Als Drag noch kein Politikum war: Peter Alexander
Er wechselte mit Leichtigkeit zwischen Geschlechterrollen und begeisterte Millionen
Er war König und Königin zugleich: Peter Alexander brachte als eine der ersten Dragkünstler*innen Geschlechtervielfalt in die Wohnzimmer der deutschsprachigen Welt – ein Vorbild für queere und heteronormative Menschen gleichermassen. Ein Kommentar* von Peter Fässlacher.
Es war einmal ein König, den das ganze Land liebte und bewunderte. Er konnte singen, tanzen, schauspielern, parodieren und lustig sein, ohne jemanden zu verletzen. Die Herzen der Frauen flogen ihm zu, niemand verlor je ein schlechtes Wort über ihn.
Wenn er einmal im Jahr – kurz vor Weihnachten – seine Freund*innen einlud, sassen bis zu 35 Millionen Menschen in Deutschland, Österreich und der Schweiz vor ihren Fernsehern. Dieser König war Peter Alexander – und seine Shows so etwas wie der fünfte Advent.
Aber er war nicht nur König, sondern immer wieder auch Königin. Nämlich dann, wenn er Zarah Leander, Prinzessin Diana, Queen Mum, die Golden Girls und unzählige andere Frauenfiguren verkörperte und parodierte. Sowohl in seinen grossen Abendshows als auch in seinen Filmen, die inzwischen über 60 Jahre zurückliegen. Peter Alexander hat zu einer Zeit zu Liedern gelipsynct, als es das Wort Lipsync noch lange nicht geben würde. Vom Kleinkind bis zum Opa schauten alle zu.
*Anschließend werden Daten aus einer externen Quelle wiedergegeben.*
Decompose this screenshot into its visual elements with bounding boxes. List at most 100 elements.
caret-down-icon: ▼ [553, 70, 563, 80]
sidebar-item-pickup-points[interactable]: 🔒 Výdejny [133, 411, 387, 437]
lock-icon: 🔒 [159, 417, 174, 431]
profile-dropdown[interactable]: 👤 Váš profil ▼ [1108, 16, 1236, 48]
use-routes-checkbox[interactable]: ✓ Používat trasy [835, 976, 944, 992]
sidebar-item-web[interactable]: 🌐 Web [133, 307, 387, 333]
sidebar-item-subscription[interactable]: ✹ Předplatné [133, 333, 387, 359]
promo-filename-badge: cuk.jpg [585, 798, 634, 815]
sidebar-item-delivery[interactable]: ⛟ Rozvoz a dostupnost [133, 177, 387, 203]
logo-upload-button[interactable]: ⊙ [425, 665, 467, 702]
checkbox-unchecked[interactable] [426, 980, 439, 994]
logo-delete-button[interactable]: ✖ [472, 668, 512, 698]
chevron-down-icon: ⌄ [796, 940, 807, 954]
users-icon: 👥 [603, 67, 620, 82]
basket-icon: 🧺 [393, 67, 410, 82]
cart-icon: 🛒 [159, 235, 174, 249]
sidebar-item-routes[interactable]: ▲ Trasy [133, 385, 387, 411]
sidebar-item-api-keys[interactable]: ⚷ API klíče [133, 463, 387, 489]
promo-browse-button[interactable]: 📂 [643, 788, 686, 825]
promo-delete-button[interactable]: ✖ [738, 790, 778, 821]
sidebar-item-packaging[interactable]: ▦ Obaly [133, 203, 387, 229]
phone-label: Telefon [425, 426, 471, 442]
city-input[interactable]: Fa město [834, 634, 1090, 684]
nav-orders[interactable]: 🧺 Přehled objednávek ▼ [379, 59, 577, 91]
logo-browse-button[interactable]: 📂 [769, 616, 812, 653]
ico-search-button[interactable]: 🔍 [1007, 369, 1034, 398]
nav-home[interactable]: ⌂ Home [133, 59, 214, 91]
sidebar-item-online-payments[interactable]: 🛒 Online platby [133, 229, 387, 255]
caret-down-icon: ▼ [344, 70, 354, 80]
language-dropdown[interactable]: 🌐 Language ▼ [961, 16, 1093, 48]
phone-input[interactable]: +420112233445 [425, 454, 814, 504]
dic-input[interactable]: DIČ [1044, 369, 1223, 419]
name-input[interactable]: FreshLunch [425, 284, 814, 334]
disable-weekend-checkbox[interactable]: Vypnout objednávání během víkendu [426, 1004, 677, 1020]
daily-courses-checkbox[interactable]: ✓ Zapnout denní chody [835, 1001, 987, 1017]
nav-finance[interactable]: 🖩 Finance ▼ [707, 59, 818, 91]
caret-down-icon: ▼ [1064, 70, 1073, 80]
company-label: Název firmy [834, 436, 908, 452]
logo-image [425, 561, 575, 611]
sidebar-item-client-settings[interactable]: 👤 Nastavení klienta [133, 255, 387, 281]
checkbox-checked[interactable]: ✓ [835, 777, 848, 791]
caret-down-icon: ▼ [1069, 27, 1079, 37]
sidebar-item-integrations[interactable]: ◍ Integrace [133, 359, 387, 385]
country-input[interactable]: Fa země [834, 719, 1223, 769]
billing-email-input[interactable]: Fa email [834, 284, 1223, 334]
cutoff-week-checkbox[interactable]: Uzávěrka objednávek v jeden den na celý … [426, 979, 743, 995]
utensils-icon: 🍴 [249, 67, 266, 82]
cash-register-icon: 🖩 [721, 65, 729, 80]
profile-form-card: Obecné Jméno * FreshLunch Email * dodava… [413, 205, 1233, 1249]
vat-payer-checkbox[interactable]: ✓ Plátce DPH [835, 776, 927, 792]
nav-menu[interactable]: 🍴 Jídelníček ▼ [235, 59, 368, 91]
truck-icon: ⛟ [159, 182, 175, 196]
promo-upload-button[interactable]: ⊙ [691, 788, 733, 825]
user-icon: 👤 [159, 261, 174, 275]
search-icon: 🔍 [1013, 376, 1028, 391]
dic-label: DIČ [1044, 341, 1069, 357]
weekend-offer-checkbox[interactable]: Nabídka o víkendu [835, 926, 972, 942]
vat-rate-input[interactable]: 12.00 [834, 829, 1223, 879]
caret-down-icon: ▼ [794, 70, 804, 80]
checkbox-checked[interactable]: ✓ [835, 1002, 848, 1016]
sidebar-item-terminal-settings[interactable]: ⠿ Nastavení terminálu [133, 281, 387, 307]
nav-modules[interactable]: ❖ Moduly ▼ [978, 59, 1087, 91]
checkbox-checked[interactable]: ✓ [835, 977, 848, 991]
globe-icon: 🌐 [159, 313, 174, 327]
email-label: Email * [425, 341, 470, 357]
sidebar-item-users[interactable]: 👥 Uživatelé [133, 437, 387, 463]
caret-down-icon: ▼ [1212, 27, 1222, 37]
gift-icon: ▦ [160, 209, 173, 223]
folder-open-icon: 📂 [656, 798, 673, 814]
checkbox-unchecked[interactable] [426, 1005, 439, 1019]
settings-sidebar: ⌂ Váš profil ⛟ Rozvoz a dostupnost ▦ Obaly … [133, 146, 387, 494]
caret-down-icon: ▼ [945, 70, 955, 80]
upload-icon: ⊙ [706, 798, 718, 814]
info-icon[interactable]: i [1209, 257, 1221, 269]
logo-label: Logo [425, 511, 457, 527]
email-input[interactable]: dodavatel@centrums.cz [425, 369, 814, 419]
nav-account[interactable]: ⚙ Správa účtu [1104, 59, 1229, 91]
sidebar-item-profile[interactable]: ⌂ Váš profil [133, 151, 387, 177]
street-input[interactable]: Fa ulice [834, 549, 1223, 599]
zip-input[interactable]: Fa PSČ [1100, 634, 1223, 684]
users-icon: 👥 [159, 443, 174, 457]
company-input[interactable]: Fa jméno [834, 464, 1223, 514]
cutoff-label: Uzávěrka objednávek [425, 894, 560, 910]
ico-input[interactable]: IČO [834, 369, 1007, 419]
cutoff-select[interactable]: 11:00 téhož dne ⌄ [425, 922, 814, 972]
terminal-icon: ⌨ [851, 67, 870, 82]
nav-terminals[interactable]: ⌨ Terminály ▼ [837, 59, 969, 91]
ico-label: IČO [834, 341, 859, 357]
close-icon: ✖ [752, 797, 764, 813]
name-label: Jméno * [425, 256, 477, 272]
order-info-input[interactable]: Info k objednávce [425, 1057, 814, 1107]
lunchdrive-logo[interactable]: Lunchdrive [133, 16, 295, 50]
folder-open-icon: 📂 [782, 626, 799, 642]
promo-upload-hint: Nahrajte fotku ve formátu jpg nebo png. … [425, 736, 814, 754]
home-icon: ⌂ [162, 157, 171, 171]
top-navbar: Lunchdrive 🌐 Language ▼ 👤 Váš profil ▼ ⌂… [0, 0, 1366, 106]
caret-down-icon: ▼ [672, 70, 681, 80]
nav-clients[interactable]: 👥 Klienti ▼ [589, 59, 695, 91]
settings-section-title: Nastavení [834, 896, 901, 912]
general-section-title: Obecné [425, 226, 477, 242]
Trotzdem bin ich immer wieder erstaunt, wie gerne übersehen wird, dass Peter Alexander im Grunde so etwas wie die erste Dragqueen im deutschsprachigen Fernsehen war und mit seiner Darstellung von Frauen vor einem Millionenpublikum eher Begeisterung als Kontroversen ausgelöst hat. Alle konnten sich auf ihn einigen und lachten nicht über ihn, sondern mit ihm, wenn er «endlich» wieder als Frau auf die Bühne kam.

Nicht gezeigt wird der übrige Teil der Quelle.